California has joined a small but growing list of US states that no longer permit the routine mutilation of cats through declawing. Unless a vet deems it medically unavoidable, the practice is now banned.
It isn’t a manicure. It isn’t clipping nails. It is the amputation of the first knuckle of every toe. Bones are cut away, tendons severed. The result is a cat left permanently disfigured, living with pain that lasts long after the anaesthetic has worn off. This has never been “minor surgery.” It has always been violence sanitised by language.
For decades, the excuse was furniture. Sofas and carpets valued above a living being’s body. Some households also claimed it made cats safer around people. But scratching is not a defect, it is part of who cats are. They claw to stretch, to exercise, to communicate, to care for their own nails. To take that away is to deny them their nature.
The fact that up to a quarter of cats in North America and Canada are declawed shows how easily supremacy takes hold when convenience trumps respect.

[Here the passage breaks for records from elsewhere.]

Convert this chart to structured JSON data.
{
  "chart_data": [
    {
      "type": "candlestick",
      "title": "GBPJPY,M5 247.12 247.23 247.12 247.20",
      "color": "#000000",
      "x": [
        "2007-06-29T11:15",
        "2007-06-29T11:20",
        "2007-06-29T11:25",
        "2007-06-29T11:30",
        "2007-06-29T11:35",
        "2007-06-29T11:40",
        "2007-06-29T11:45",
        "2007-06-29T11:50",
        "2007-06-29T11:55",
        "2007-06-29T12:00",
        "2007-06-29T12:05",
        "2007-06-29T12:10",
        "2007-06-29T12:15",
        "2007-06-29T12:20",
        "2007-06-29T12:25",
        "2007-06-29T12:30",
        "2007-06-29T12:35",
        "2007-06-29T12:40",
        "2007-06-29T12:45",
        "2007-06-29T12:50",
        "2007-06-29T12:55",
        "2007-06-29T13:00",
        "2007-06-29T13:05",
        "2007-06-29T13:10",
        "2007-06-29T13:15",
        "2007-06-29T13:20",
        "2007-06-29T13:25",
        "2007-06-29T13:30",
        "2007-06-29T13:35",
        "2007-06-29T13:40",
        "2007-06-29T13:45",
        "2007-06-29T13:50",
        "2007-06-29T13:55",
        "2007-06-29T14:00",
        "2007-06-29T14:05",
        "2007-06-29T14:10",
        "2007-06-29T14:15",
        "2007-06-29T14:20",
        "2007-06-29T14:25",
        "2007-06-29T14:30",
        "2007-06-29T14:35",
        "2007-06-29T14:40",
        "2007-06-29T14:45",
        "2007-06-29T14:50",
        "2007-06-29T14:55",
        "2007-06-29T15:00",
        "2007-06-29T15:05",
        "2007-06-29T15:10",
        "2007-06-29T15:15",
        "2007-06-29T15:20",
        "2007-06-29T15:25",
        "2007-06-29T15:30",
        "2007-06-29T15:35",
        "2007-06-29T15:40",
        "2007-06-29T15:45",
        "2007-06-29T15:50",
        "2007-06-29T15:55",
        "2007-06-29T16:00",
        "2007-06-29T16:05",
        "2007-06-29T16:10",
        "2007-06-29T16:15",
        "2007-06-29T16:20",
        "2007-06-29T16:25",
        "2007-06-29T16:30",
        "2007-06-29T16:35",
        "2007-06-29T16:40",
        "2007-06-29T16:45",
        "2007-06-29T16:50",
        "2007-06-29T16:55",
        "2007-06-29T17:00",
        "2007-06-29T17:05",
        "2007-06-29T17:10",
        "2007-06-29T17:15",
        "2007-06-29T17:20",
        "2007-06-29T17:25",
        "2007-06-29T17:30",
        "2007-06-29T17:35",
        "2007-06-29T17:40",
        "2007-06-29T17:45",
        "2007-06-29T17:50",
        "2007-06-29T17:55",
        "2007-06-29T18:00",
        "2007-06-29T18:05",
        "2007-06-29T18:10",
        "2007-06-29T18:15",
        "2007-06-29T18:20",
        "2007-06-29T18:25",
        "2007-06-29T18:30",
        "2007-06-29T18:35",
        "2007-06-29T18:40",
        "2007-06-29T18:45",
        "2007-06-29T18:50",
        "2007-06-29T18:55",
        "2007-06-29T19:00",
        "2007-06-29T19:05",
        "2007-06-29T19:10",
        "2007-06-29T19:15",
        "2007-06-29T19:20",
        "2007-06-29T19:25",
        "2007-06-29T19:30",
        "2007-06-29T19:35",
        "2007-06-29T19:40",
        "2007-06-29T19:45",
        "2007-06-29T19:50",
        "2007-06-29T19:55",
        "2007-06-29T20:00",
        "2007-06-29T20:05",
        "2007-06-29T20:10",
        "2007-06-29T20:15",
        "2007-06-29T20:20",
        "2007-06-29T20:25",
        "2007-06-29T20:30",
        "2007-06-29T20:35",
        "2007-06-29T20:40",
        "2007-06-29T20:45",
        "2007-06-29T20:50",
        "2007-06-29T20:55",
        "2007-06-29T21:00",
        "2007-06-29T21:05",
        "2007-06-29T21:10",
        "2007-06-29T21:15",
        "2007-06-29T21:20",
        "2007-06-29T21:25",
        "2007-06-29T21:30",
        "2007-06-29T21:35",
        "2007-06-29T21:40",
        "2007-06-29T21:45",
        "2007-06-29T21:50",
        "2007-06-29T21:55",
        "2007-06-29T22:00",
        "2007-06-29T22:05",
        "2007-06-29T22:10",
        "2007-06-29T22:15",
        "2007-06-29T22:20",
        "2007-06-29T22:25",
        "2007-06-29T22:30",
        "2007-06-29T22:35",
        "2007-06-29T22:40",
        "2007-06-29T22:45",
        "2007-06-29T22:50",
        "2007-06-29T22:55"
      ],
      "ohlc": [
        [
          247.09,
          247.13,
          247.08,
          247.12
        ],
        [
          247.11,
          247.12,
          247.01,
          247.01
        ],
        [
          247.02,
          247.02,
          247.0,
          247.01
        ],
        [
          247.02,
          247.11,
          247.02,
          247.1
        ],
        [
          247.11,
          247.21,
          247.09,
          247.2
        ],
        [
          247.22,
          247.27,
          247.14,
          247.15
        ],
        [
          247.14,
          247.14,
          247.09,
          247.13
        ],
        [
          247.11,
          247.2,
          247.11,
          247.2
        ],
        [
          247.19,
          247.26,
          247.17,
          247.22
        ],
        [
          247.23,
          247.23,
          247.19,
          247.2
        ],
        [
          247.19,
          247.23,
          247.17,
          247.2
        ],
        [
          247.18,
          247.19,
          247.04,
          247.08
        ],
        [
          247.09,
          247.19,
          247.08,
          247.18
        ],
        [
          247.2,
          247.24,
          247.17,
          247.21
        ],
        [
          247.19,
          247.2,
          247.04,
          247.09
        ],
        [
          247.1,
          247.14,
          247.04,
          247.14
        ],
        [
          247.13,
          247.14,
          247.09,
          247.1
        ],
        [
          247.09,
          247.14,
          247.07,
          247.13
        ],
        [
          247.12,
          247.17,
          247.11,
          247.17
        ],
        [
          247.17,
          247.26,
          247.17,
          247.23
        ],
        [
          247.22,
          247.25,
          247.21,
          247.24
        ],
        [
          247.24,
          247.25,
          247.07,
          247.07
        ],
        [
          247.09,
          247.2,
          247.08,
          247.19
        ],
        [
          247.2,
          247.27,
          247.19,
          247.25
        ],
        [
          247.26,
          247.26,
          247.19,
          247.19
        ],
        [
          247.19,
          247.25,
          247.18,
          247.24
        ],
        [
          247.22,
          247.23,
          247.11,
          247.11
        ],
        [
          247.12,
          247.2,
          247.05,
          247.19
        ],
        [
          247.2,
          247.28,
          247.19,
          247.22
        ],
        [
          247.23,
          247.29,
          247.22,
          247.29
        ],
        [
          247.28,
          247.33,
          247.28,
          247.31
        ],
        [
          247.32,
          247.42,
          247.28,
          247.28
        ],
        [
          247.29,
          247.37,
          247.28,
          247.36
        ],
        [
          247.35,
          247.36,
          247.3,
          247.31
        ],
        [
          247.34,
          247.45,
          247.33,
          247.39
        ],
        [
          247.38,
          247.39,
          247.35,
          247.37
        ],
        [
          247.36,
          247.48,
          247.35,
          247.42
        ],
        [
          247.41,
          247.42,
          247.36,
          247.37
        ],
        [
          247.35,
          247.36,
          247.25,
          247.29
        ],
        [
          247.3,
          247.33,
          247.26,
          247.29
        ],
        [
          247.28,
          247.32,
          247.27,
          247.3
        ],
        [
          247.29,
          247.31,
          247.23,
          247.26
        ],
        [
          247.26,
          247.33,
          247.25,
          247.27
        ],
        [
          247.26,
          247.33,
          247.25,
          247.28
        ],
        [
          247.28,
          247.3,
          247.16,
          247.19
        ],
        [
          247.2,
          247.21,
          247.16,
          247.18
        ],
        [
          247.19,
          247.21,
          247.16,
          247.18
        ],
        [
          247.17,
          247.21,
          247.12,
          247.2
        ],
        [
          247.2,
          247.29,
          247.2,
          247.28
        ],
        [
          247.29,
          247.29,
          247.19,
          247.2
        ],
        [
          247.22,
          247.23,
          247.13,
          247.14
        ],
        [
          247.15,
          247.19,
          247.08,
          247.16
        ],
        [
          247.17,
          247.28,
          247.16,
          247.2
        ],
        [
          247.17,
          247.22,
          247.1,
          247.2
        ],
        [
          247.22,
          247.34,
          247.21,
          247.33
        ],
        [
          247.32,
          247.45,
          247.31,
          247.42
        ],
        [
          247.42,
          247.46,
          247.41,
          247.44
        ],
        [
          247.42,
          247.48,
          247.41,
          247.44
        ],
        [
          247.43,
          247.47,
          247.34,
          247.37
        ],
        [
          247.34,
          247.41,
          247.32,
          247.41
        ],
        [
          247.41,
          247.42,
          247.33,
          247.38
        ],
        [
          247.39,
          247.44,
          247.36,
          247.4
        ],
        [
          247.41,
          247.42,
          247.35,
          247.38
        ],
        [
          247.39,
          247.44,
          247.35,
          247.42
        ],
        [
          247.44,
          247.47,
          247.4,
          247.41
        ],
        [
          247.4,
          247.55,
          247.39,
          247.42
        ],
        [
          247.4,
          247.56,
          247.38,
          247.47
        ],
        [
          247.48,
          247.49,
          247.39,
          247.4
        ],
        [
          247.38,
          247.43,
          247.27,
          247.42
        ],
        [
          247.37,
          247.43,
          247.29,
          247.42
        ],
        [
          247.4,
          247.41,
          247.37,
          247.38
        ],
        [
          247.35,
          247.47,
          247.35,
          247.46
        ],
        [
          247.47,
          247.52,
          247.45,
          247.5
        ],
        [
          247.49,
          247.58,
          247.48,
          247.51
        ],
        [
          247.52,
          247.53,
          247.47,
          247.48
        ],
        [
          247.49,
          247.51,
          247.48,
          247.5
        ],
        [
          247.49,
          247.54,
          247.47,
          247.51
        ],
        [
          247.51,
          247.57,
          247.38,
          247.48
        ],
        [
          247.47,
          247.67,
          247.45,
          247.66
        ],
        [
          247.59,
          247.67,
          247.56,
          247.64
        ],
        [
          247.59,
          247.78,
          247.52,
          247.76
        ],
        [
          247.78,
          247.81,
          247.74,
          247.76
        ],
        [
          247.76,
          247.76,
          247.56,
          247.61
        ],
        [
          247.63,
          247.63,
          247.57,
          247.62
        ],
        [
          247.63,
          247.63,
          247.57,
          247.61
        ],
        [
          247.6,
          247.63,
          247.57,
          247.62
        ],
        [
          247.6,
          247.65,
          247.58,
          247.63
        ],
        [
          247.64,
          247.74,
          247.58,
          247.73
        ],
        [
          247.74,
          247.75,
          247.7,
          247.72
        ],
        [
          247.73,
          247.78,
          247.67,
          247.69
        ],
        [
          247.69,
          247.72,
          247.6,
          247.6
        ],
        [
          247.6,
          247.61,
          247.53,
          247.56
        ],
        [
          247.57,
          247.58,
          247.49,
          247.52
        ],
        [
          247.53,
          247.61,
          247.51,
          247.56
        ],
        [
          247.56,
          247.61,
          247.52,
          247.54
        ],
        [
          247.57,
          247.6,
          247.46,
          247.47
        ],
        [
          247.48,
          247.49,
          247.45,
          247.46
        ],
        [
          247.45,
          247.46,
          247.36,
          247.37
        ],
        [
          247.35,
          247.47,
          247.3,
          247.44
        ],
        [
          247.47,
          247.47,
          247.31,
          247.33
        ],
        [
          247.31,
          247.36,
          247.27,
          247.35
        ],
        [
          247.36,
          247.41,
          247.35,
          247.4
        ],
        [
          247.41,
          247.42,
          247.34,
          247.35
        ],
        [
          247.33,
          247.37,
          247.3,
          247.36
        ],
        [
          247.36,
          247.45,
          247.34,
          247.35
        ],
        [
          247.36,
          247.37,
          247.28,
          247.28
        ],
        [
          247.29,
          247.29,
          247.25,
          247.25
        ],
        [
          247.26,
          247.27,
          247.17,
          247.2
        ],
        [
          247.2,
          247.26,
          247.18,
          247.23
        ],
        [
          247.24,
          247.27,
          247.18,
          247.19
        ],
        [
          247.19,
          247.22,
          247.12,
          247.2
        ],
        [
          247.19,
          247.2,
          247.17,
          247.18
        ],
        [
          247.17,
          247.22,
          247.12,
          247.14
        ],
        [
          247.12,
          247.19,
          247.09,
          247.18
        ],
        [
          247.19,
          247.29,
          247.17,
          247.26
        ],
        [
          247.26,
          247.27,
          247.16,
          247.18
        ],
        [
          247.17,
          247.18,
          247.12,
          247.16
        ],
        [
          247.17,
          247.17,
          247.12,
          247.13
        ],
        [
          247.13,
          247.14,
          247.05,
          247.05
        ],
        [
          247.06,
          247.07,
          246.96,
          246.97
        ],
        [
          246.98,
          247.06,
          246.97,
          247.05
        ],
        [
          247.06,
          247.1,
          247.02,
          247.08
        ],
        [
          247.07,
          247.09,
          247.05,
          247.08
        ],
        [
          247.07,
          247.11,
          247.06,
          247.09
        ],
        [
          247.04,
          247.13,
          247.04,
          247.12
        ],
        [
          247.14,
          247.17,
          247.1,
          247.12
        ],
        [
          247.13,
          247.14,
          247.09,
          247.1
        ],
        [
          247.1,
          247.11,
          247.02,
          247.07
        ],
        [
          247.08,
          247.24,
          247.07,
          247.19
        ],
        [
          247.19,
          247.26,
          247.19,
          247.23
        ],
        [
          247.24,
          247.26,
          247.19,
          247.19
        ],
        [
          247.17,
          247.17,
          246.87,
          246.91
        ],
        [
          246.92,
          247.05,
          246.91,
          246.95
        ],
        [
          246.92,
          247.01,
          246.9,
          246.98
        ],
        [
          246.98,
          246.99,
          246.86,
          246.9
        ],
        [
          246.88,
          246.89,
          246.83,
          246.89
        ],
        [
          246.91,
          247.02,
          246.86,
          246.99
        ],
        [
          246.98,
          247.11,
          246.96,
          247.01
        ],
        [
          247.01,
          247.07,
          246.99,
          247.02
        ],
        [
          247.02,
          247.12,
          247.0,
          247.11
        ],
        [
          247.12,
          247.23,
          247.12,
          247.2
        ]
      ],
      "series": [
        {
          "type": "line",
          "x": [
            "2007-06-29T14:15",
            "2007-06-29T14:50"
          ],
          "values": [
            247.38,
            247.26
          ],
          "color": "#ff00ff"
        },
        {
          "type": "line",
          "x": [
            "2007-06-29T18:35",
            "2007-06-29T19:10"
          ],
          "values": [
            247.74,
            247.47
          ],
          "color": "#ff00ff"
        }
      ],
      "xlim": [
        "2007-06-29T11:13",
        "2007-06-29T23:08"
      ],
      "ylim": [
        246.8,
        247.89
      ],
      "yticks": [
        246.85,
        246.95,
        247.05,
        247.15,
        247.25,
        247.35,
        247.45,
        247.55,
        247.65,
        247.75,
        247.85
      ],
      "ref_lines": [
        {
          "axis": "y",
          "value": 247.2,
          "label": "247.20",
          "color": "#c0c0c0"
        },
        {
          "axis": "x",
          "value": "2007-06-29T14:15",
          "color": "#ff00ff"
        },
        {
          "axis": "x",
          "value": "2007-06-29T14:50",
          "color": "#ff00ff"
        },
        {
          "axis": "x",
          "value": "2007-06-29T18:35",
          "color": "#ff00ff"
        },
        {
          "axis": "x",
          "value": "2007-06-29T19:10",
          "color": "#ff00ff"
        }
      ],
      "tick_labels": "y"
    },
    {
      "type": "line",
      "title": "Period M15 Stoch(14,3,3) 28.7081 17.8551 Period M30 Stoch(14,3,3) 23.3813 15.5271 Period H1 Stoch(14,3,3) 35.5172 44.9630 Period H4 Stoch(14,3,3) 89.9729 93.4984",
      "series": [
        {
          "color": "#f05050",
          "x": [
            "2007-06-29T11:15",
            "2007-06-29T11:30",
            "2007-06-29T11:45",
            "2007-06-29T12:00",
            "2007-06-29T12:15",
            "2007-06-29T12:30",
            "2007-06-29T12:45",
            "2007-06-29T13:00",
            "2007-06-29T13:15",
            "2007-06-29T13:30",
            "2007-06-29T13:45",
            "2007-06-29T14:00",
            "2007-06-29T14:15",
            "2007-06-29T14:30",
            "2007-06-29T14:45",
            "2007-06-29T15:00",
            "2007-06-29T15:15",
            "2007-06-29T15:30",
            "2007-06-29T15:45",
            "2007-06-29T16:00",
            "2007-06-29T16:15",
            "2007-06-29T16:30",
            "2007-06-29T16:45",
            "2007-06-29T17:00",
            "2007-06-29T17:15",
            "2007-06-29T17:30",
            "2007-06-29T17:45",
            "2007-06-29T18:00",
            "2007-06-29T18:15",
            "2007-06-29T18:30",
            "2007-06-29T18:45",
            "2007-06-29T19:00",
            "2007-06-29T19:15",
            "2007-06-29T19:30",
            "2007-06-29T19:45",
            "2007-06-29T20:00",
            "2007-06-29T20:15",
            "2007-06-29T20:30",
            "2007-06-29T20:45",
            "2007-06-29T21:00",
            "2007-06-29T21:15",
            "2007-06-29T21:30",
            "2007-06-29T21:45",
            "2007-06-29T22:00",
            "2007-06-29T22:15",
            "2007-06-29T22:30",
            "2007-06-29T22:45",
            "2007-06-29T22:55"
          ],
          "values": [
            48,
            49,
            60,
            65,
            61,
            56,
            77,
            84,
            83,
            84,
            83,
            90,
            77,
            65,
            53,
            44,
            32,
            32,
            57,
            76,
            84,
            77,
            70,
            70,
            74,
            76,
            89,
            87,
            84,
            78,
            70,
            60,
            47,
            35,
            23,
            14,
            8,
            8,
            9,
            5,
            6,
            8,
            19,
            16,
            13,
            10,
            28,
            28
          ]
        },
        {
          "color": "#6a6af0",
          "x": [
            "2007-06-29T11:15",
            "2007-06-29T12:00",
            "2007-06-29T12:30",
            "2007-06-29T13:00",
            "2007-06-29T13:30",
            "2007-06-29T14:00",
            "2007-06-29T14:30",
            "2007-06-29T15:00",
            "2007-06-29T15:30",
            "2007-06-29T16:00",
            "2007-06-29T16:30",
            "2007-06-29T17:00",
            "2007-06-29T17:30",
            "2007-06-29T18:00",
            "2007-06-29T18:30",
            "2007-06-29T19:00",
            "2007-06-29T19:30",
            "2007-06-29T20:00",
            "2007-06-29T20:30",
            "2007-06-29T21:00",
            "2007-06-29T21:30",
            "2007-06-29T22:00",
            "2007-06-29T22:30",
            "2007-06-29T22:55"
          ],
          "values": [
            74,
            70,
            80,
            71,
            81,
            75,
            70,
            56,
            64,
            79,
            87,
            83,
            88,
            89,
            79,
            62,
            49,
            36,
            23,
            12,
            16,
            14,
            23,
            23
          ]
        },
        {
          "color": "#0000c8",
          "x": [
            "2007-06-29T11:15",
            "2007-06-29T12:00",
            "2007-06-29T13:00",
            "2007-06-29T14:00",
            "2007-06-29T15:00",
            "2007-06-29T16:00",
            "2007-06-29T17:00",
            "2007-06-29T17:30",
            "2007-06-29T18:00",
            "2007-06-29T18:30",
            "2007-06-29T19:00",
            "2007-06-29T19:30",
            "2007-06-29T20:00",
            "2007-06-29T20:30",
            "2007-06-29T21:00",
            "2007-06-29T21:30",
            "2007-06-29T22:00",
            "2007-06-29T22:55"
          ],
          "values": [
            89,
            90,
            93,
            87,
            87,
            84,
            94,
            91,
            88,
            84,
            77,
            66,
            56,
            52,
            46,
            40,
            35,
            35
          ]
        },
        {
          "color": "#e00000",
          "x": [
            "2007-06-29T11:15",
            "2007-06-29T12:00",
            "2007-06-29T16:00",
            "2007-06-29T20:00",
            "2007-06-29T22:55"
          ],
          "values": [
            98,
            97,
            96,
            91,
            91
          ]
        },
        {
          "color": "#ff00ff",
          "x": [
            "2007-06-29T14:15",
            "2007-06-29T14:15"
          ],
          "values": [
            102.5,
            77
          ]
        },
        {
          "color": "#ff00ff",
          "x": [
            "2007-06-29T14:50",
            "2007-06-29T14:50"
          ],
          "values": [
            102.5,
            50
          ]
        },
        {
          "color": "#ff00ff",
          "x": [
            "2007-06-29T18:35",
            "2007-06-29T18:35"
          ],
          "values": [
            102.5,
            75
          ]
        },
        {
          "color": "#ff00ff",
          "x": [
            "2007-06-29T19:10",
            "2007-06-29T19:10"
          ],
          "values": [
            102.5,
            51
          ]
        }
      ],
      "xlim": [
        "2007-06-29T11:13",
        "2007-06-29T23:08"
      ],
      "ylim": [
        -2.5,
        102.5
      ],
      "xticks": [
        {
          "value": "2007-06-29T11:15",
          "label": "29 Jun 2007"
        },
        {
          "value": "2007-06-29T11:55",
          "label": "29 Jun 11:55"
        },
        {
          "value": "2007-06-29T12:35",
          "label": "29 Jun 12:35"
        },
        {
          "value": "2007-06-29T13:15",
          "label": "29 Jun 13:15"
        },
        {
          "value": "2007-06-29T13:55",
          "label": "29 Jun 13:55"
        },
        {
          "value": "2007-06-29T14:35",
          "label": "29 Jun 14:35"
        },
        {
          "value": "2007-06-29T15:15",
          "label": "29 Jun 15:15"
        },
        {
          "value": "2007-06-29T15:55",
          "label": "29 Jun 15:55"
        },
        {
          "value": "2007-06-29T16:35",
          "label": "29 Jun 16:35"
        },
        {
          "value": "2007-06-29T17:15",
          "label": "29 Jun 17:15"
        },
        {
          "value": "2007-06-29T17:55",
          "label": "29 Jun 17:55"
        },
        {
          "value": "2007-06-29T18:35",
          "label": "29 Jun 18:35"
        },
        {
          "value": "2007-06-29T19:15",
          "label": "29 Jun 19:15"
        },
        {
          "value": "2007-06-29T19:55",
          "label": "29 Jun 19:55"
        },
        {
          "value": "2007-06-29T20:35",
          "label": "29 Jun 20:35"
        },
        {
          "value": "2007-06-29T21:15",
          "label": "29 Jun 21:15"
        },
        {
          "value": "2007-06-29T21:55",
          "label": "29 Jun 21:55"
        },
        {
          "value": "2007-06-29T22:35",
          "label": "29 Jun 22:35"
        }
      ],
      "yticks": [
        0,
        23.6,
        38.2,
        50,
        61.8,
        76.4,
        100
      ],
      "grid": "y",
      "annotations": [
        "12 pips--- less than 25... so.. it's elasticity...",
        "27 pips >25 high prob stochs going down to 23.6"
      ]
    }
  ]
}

And it isn’t just declawing, it’s one example in a long list of ways humans treat other animals as property to be modified or broken to fit our preferences.
Assemblymember Alex Lee, who pushed the bill forward, called declawing “outdated, cruel, and unethical.” He’s right, though it has always been those things. The only thing that’s changed is public awareness catching up with what advocates have been saying for years.
California’s move sits alongside other recent measures targeting the so-called “pet trade.” Puppy mills pumping out dogs as commodities. Resellers disguising origins, shredding paperwork, reducing someone to a barcode. Even when states pass bans, the industry wriggles underground. Because as long as animals are treated as products, there will always be someone looking to cash in.
These bans matter. They save lives and set precedents. But the real issue goes deeper. As long as animals are still regarded as things to be owned, shaped, and disposed of, exploitation will find a way.
Cats should never have had their toes cut off for furniture. Dogs should never have been bred in warehouses for profit. And no animal should ever be treated as a commodity in the first place.